Health IT should include long-term care, coalition says

A report from a coalition of 14 organizations asks that long-term care be considered at each step of a national health information network’s development.

Long-term care lags in health IT

A coalition of health care groups has released a report recommending that long-term care be part of health information technology activities that are under way nationwide.

This month’s report from 14 organizations, coordinated by the American Health Information Management Association (AHIMA), asks that long-term care be considered at each step of a national health information network’s development.

The report, “A Road Map for Health IT in Long Term Care,” lists the issues attendees identified at the Long-Term Care Health IT Summit in August 2005 in Chicago. A second summit is planned for late spring.

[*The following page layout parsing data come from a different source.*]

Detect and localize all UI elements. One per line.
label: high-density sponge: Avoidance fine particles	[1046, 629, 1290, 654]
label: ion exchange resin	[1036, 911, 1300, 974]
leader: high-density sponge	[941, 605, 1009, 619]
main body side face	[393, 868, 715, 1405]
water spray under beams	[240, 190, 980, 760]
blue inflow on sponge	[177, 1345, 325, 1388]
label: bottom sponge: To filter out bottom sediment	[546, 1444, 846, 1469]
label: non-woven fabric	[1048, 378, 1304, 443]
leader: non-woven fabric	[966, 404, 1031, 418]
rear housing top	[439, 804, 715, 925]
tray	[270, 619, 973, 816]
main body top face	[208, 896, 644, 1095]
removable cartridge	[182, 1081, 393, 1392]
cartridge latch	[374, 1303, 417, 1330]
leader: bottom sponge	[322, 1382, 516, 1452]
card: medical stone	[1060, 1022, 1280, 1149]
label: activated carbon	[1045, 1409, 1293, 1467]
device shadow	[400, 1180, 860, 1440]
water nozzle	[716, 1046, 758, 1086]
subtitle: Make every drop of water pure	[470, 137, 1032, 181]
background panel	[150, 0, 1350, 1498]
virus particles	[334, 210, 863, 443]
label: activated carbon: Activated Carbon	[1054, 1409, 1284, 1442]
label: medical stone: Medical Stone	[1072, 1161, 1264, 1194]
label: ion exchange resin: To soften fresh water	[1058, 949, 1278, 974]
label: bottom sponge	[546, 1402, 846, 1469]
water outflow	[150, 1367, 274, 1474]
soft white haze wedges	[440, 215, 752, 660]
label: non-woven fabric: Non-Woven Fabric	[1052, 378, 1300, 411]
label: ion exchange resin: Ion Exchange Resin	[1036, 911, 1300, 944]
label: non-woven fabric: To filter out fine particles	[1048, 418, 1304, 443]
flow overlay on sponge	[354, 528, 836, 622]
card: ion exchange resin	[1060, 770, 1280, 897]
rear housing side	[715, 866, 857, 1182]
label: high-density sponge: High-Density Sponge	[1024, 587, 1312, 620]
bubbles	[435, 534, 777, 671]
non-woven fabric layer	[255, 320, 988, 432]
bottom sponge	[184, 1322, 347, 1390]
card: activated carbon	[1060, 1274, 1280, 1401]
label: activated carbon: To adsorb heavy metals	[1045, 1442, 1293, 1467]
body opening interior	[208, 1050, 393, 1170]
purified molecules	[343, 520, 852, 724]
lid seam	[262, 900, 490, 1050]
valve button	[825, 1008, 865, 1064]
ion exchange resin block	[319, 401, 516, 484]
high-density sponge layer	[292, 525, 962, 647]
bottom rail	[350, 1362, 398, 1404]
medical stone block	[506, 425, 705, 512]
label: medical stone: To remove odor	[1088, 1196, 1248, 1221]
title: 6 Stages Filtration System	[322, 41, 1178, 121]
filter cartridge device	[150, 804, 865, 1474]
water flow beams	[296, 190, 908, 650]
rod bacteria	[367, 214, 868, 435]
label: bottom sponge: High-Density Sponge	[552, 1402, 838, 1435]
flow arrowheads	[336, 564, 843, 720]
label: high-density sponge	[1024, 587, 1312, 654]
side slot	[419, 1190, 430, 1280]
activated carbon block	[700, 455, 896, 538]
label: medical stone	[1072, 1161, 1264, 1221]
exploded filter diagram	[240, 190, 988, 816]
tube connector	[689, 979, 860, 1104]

The 12-page report does not call for specific actions by government agencies or national organizations. Instead, it promotes advocacy activities to raise awareness of the need for extending health IT to nursing homes and other long-term care providers.

Although the elderly account for a substantial portion of the nation’s health care expenditures, most of the initiatives that have begun in the past several years focus on hospital and outpatient health care. The coalition is particularly interested in technology that would enable providers to transfer records to one another and to nursing homes, because many elderly people receive treatment in multiple settings.

Long-term care should be considered during the creation of financial incentives for using health IT, development and enhancement of IT standards and datasets, establishment of electronic prescription systems, certification of health IT products, and general health care quality initiatives, the report states.

The coalition’s first steps will include establishing a more formal organization, according to a news release from AHIMA.